The root cause of the massive hack that stole $100 million from Harmony last Wednesday may have been discovered.
Summary
Harmony suffers a $100 million hack
Last Wednesday, Harmony, a layer 1 blockchain company launched in 2019 by Stephen Tse, suffered a $100 million theft due to a hack.
1/ The Harmony team has identified a theft occurring this morning on the Horizon bridge amounting to approx. $100MM. We have begun working with national authorities and forensic specialists to identify the culprit and retrieve the stolen funds.
More 🧵
— Harmony 💙 (@harmonyprotocol) June 23, 2022
Harmony is aiming to solve the persistent “blockchain trilemma” by balancing scalability with security and decentralization.
In a tweet, the company disclosed this attack and that it is working with the FBI, relevant authorities, and cyber security companies to try to recover the funds stolen from the attack.
The following day, Polygon’s chief information security officer, Mudit Gupta, said the hacker would have exploited the ability to compromise the 2-in-5 multi-signature scheme on which the Harmony blockchain bridge is based.
Gupta explained:
“The hacker compromised 2 addresses and made them drain the money. The two addresses were likely hot wallets used to listen for and process legit bridging transactions”.
How do bridges that enable cross-chain asset transfer work?
Blockchain bridges like Harmony have taken on an important role for decentralized finance, since they give users the ability to transfer their assets from one blockchain to another. In the specific case of Horizon, users can send tokens from the Ethereum network to Binance Smart Chain.
Bridges are now a very tempting target for hackers because of the vulnerabilities in their underlying code and the large amount of liquidity they need to store.
The founder of the Harmony protocol wrote in a report on the affair that:
“The team has found evidence that private keys were compromised, leading to the breach of our Horizon bridge — Funds were stolen from the Ethereum side of the bridge. Confidentiality is key to maintain integrity as part of this ongoing investigation — The omission of specific details is to protect sensitive data in the interest of our community”.

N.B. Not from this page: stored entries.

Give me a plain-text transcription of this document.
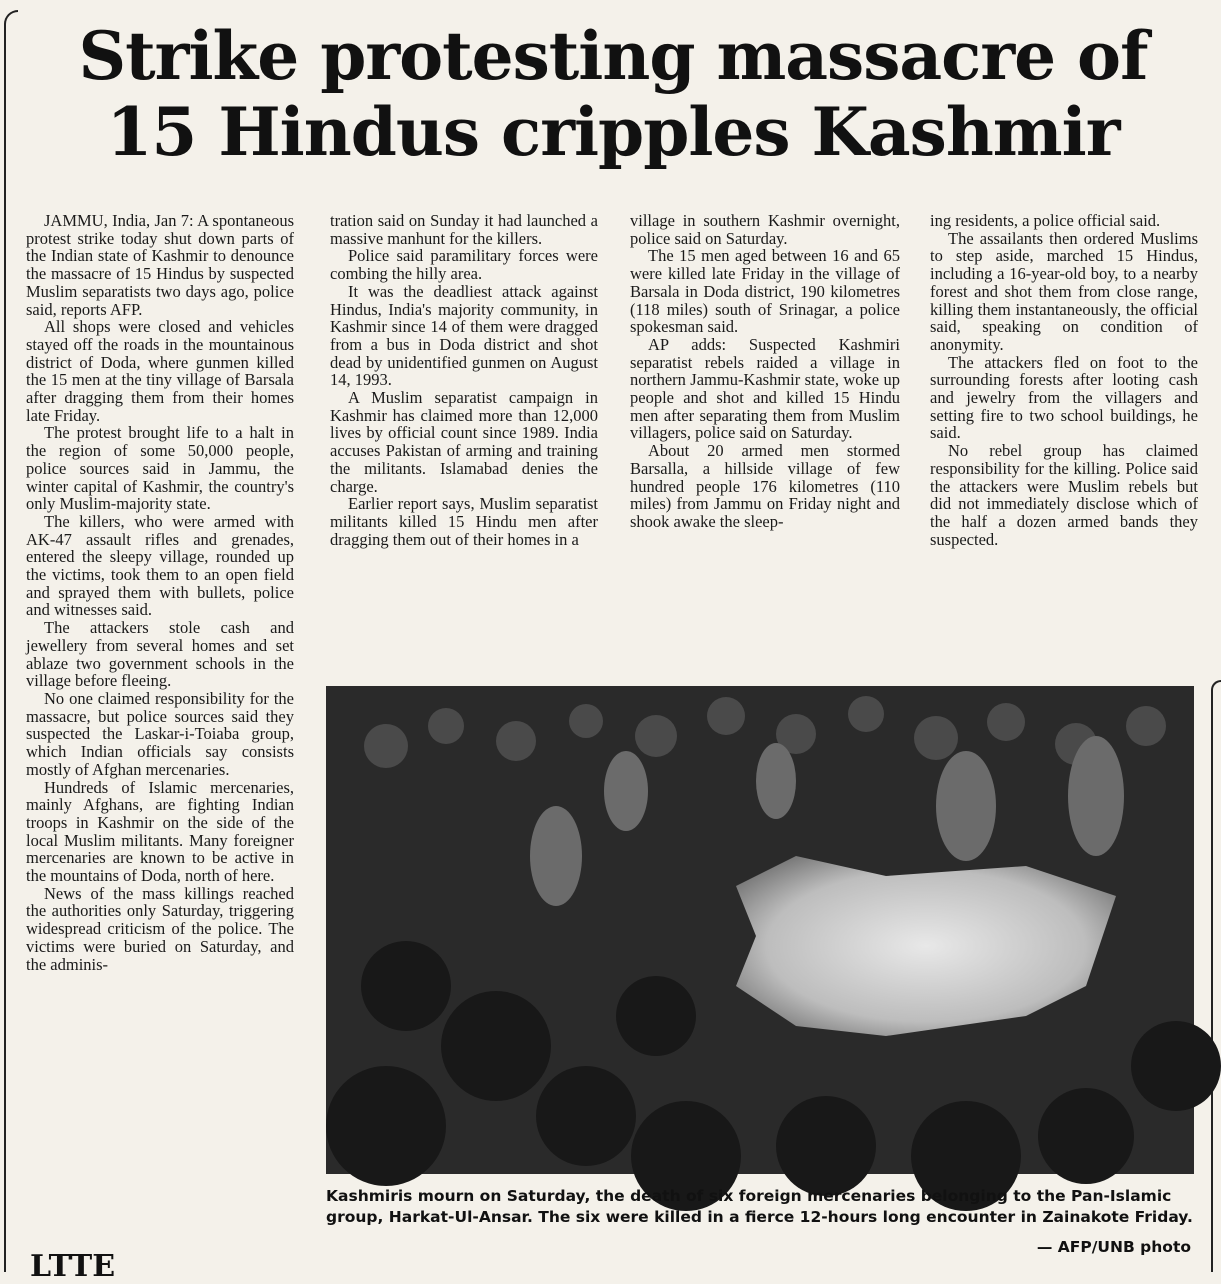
Strike protesting massacre of 15 Hindus cripples Kashmir

JAMMU, India, Jan 7: A spontaneous protest strike today shut down parts of the Indian state of Kashmir to denounce the massacre of 15 Hindus by suspected Muslim separatists two days ago, police said, reports AFP.

All shops were closed and vehicles stayed off the roads in the mountainous district of Doda, where gunmen killed the 15 men at the tiny village of Barsala after dragging them from their homes late Friday.

The protest brought life to a halt in the region of some 50,000 people, police sources said in Jammu, the winter capital of Kashmir, the country's only Muslim-majority state.

The killers, who were armed with AK-47 assault rifles and grenades, entered the sleepy village, rounded up the victims, took them to an open field and sprayed them with bullets, police and witnesses said.

The attackers stole cash and jewellery from several homes and set ablaze two government schools in the village before fleeing.

No one claimed responsibility for the massacre, but police sources said they suspected the Laskar-i-Toiaba group, which Indian officials say consists mostly of Afghan mercenaries.

Hundreds of Islamic mercenaries, mainly Afghans, are fighting Indian troops in Kashmir on the side of the local Muslim militants. Many foreigner mercenaries are known to be active in the mountains of Doda, north of here.

News of the mass killings reached the authorities only Saturday, triggering widespread criticism of the police. The victims were buried on Saturday, and the adminis-

tration said on Sunday it had launched a massive manhunt for the killers.

Police said paramilitary forces were combing the hilly area.

It was the deadliest attack against Hindus, India's majority community, in Kashmir since 14 of them were dragged from a bus in Doda district and shot dead by unidentified gunmen on August 14, 1993.

A Muslim separatist campaign in Kashmir has claimed more than 12,000 lives by official count since 1989. India accuses Pakistan of arming and training the militants. Islamabad denies the charge.

Earlier report says, Muslim separatist militants killed 15 Hindu men after dragging them out of their homes in a

village in southern Kashmir overnight, police said on Saturday.

The 15 men aged between 16 and 65 were killed late Friday in the village of Barsala in Doda district, 190 kilometres (118 miles) south of Srinagar, a police spokesman said.

AP adds: Suspected Kashmiri separatist rebels raided a village in northern Jammu-Kashmir state, woke up people and shot and killed 15 Hindu men after separating them from Muslim villagers, police said on Saturday.

About 20 armed men stormed Barsalla, a hillside village of few hundred people 176 kilometres (110 miles) from Jammu on Friday night and shook awake the sleep-

ing residents, a police official said.

The assailants then ordered Muslims to step aside, marched 15 Hindus, including a 16-year-old boy, to a nearby forest and shot them from close range, killing them instantaneously, the official said, speaking on condition of anonymity.

The attackers fled on foot to the surrounding forests after looting cash and jewelry from the villagers and setting fire to two school buildings, he said.

No rebel group has claimed responsibility for the killing. Police said the attackers were Muslim rebels but did not immediately disclose which of the half a dozen armed bands they suspected.

Kashmiris mourn on Saturday, the death of six foreign mercenaries belonging to the Pan-Islamic group, Harkat-Ul-Ansar. The six were killed in a fierce 12-hours long encounter in Zainakote Friday.

— AFP/UNB photo
LTTE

In a subsequent tweet, the company offered a $1 million reward to anyone who offered news that would be helpful in recovering the amounts stolen by the hackers.
We commit to a $1M bounty for the return of Horizon bridge funds and sharing exploit information.
Contact us at [email protected] or ETH address 0xd6ddd996b2d5b7db22306654fd548ba2a58693ac.
Harmony will advocate for no criminal charges when funds are returned.
— Harmony 💙 (@harmonyprotocol) June 26, 2022
Harmony, which was launched through Binance Launchpad via an Initial Exchange Offer (IEO), grossed 23 million in May 2019, while three years after launch it has a total market capitalization of about $1.5 billion. Harmony’s native token is called ONE and is used for transaction fees, staking, and governance, allowing holders to participate in decisions about the future of the network.